Penelitian baru menegaskan bahwa manusia menggunakan senjata beracun setidaknya 60.000 tahun yang lalu—lebih dari 50.000 tahun lebih awal dari yang diketahui sebelumnya. Penemuan ini, yang dirinci dalam Science Advances pada tanggal 7 Januari, menyoroti strategi perburuan yang sangat canggih pada populasi manusia purba di Afrika Selatan. Buktinya berasal dari lima mata panah kuarsa yang ditemukan di tempat perlindungan batu Umhlatuzana, yang masih mengandung jejak racun kuat yang berasal dari tanaman Boophone disticha, yang umumnya dikenal sebagai “gifbol” atau “bawang beracun”.
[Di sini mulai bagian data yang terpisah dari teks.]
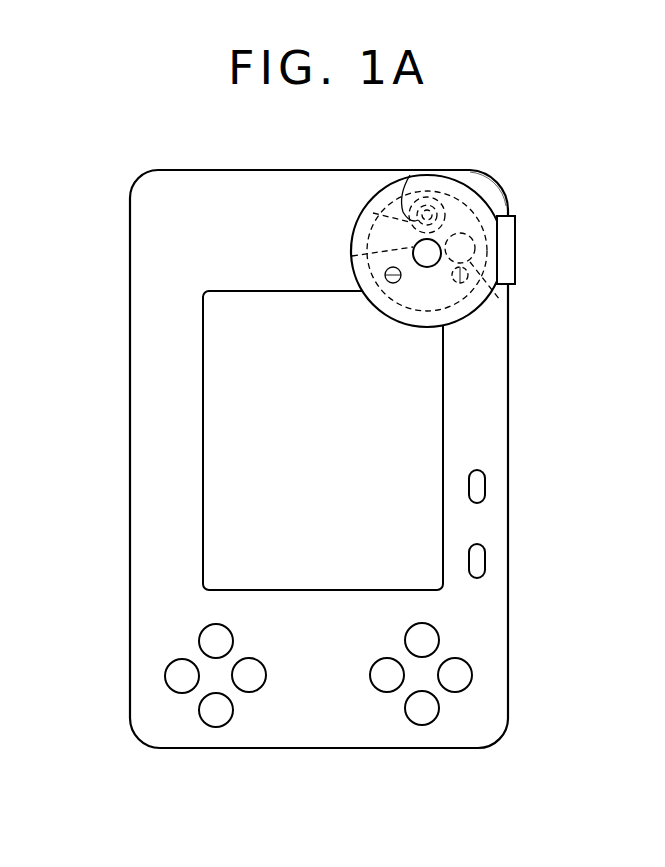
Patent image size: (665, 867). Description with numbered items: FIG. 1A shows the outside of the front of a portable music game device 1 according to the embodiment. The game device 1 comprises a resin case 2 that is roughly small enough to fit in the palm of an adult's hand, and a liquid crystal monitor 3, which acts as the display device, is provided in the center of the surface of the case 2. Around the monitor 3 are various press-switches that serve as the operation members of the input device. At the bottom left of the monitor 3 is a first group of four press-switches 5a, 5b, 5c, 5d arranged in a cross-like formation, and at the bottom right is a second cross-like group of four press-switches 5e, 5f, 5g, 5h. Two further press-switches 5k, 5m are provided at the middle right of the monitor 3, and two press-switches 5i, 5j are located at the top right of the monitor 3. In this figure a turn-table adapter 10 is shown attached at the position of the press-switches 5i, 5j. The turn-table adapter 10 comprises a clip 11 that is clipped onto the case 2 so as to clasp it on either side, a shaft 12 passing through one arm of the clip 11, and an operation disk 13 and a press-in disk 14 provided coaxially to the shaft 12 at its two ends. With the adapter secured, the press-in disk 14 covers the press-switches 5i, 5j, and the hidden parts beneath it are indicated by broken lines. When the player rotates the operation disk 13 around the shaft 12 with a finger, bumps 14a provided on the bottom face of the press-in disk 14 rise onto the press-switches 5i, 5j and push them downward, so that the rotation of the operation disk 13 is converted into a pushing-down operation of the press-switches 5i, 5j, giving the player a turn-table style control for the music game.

The game device 1 is at (105, 175).
The case 2 is at (130, 310).
The liquid crystal monitor 3 is at (223, 410).
The press-switch 5a is at (207, 638).
The press-switch 5b is at (215, 717).
The press-switch 5c is at (177, 680).
The press-switch 5d is at (253, 683).
The press-switch 5e is at (433, 636).
The press-switch 5f is at (423, 717).
The press-switch 5g is at (383, 682).
The press-switch 5h is at (460, 677).
The press-switch 5i is at (410, 175).
The press-switch 5j is at (493, 300).
The press-switch 5k is at (480, 487).
The press-switch 5m is at (480, 562).
The turn-table adapter 10 is at (470, 184).
The clip 11 is at (515, 249).
The shaft 12 is at (425, 258).
The operation disk 13 is at (493, 203).
The press-in disk 14 is at (373, 213).
The bumps 14a is at (386, 272).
Penemuan dan Signifikansinya
Mata panah tersebut awalnya ditemukan pada tahun 1990, namun baru sekarang analisis geokimia tingkat lanjut mengkonfirmasi usia dan keberadaan racun gifbol. Ini adalah bukti langsung paling awal adanya senjata beracun dalam catatan arkeologi. Sebelumnya, mata panah beracun tertua yang diketahui berumur kurang dari 7.000 tahun.
Tim yang dipimpin oleh arkeolog Universitas Stockholm Sven Isaksson, menggunakan spektrometri massa kromatografi gas untuk mendeteksi tanda alkaloid unik racun tersebut. Mereka melakukan referensi silang atas temuan mereka dengan sampel panah beracun abad ke-18 yang dikumpulkan oleh naturalis Swedia Carl Peter Thunberg, yang mengkonfirmasi konsistensi racun tersebut selama ribuan tahun.
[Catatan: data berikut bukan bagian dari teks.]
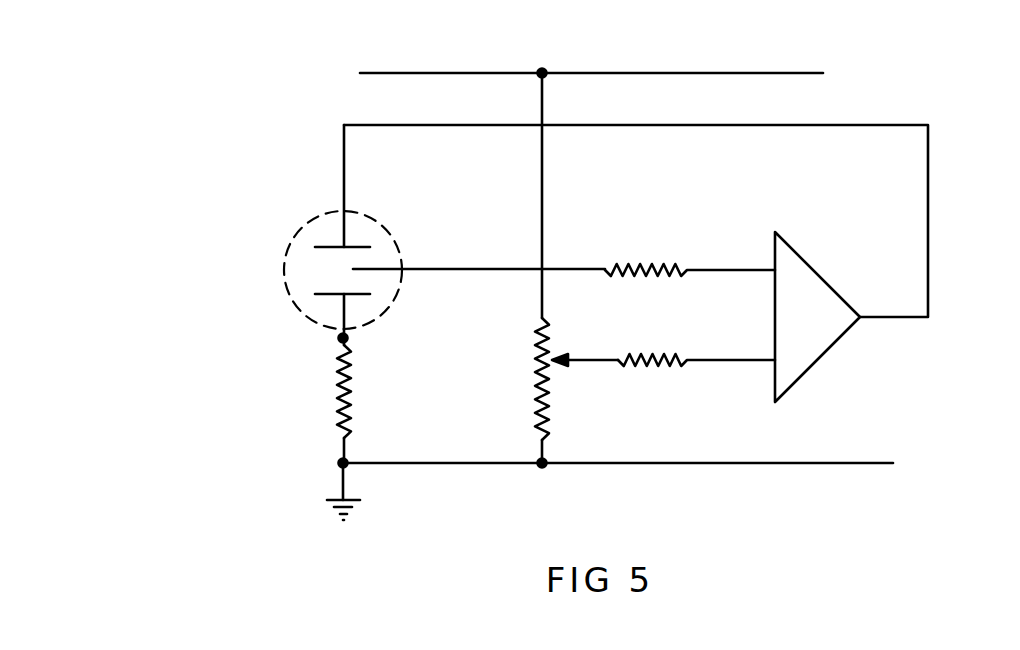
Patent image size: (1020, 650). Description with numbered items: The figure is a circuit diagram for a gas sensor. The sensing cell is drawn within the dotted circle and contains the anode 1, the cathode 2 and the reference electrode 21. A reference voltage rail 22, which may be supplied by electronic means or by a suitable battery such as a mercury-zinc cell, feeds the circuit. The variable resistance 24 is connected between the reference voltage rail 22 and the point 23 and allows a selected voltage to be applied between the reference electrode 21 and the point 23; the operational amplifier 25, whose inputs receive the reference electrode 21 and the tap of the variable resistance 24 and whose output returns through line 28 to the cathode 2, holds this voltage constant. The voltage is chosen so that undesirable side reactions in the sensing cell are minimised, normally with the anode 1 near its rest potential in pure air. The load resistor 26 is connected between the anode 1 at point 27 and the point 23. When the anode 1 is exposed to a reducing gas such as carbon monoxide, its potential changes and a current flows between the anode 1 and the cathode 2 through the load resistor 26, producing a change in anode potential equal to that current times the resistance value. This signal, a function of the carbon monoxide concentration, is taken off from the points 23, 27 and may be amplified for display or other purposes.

The anode 1 is at (335, 295).
The cathode 2 is at (327, 247).
The reference electrode 21 is at (355, 269).
The reference voltage rail 22 is at (407, 73).
The point 23 is at (340, 465).
The variable resistance 24 is at (547, 403).
The operational amplifier 25 is at (815, 295).
The load resistor 26 is at (337, 390).
The point 27 is at (343, 338).
The feedback line 28 is at (843, 125).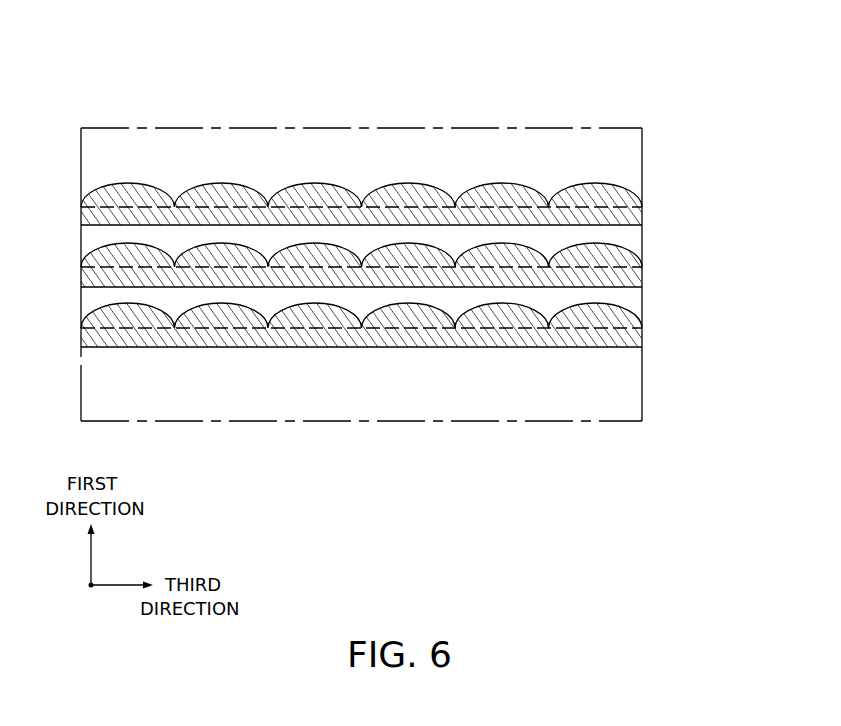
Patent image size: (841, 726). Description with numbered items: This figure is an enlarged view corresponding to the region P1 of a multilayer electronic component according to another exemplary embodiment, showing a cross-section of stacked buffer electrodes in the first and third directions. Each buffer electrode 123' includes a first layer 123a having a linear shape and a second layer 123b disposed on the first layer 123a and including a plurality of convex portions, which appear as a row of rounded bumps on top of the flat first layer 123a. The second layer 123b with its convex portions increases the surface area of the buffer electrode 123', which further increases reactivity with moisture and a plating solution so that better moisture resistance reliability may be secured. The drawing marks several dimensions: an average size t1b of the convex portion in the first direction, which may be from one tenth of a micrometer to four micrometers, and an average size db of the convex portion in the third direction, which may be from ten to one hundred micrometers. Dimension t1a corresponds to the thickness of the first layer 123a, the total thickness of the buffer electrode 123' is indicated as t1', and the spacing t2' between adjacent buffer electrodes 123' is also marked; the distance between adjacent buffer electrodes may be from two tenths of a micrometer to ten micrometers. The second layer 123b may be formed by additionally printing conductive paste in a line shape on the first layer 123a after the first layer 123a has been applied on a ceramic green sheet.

The buffer electrode 123' is at (431, 333).
The first layer 123a is at (636, 336).
The second layer 123b is at (608, 305).
The thickness of first layer t1' is at (450, 202).
The thickness of flat portion t1a is at (642, 207).
The average size of the convex portion in the first direction t1b is at (642, 183).
The gap thickness between layers t2' is at (424, 237).
The average size of the convex portion in the third direction db is at (455, 207).
The region P1 is at (357, 483).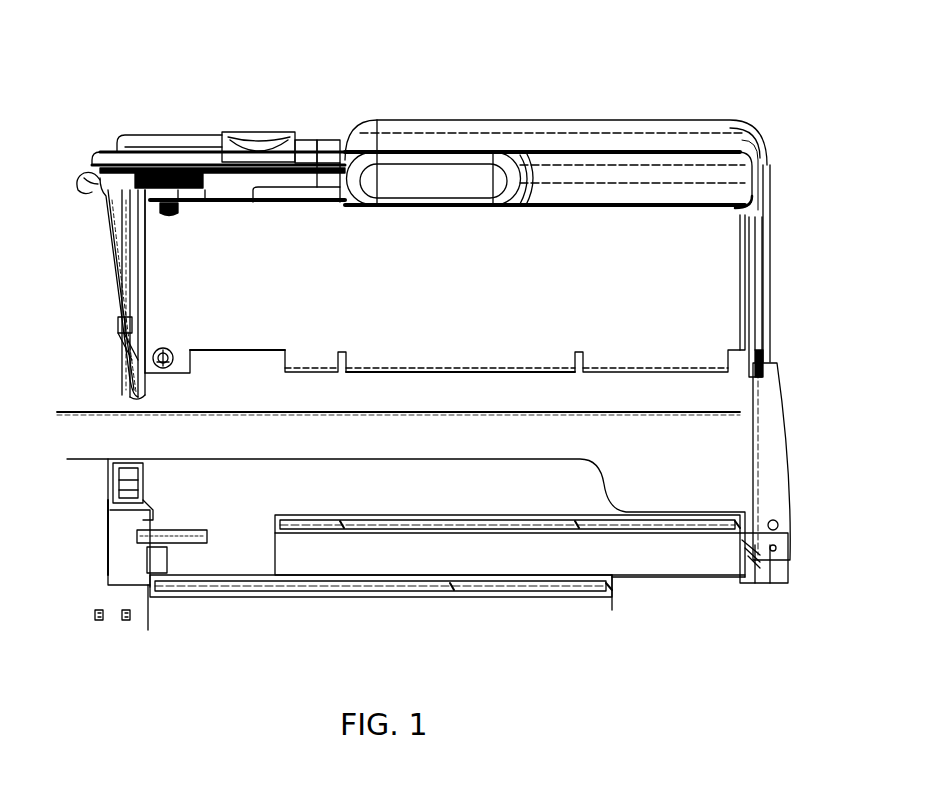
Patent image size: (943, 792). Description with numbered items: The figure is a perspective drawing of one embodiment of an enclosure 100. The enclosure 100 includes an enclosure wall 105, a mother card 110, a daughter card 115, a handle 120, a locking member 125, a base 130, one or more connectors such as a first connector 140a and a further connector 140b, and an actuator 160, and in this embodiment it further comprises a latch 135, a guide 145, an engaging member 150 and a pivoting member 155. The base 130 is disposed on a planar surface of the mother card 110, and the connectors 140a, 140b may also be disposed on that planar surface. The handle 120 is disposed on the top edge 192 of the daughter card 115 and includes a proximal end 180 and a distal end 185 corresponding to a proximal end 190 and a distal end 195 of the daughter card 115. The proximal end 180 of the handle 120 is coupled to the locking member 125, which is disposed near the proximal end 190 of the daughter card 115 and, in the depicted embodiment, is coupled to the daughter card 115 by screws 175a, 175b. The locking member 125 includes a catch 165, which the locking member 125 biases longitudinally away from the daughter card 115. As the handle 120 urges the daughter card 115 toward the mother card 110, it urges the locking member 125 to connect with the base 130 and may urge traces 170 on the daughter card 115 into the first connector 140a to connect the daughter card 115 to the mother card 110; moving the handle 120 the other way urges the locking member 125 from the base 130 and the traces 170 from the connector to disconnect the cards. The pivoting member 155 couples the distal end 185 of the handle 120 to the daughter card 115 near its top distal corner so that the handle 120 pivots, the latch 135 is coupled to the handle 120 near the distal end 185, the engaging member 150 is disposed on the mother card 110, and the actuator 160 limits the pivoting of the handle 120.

The enclosure 100 is at (120, 52).
The enclosure wall 105 is at (112, 411).
The mother card 110 is at (176, 459).
The daughter card 115 is at (212, 352).
The handle 120 is at (392, 118).
The locking member 125 is at (116, 272).
The base 130 is at (148, 508).
The latch 135 is at (775, 290).
The first connector 140a is at (292, 516).
The connector 140b is at (252, 576).
The guide 145 is at (790, 465).
The engaging member 150 is at (792, 572).
The pivoting member 155 is at (756, 200).
The actuator 160 is at (78, 182).
The catch 165 is at (116, 322).
The traces 170 is at (408, 368).
The screw 175a is at (166, 214).
The screw 175b is at (172, 350).
The proximal end of the handle 180 is at (126, 136).
The distal end of the handle 185 is at (762, 120).
The proximal end of the daughter card 190 is at (146, 288).
The top edge of the daughter card 192 is at (372, 207).
The distal end of the daughter card 195 is at (748, 318).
Strategi Berburu yang Kompleks
Gifbol bukanlah racun yang bekerja cepat. Ini berarti pemburu zaman dahulu yang menggunakannya tidak akan langsung melihat hasil. Sebaliknya, mereka harus melacak mangsanya dalam waktu lama sementara racunnya mulai bekerja. Hal ini menyiratkan tingkat perencanaan, kesabaran, dan pemahaman terhadap perilaku hewan yang jarang dikaitkan dengan manusia purba.
Para peneliti menekankan bahwa para pemburu tidak perlu memahami kandungan kimia yang tepat dari racun tersebut untuk menggunakannya secara efektif. Yang mereka butuhkan hanyalah pengetahuan prosedural – kemampuan untuk mengidentifikasi, mengekstraksi, dan menerapkan racun secara andal. Hal ini menunjukkan bahwa manusia purba memiliki sistem pengetahuan yang melibatkan “perencanaan tingkat lanjut, abstraksi, dan penalaran sebab akibat”.
Apa Artinya Bagi Pemahaman Kita tentang Manusia Purba
Fakta bahwa racun ini mungkin telah ditemukan secara independen berkali-kali menunjukkan tingginya tingkat kecerdikan dan kemampuan beradaptasi manusia. Baik itu praktik berkelanjutan atau teknik yang muncul kembali selama puluhan ribu tahun, penggunaan gifbol secara konsisten menggarisbawahi kompleksitas kognitif nenek moyang kita.
Implikasi dari penelitian ini jelas: manusia purba tidak hanya bereaksi terhadap lingkungannya, namun secara aktif memanipulasinya dengan tingkat kecerdasan yang sebelumnya diremehkan.
Studi ini menantang narasi konvensional mengenai teknologi manusia purba, yang menunjukkan bahwa metode perburuan canggih, yang melibatkan racun kimia dan pelacakan jangka panjang, telah ada jauh lebih awal dari perkiraan sebelumnya.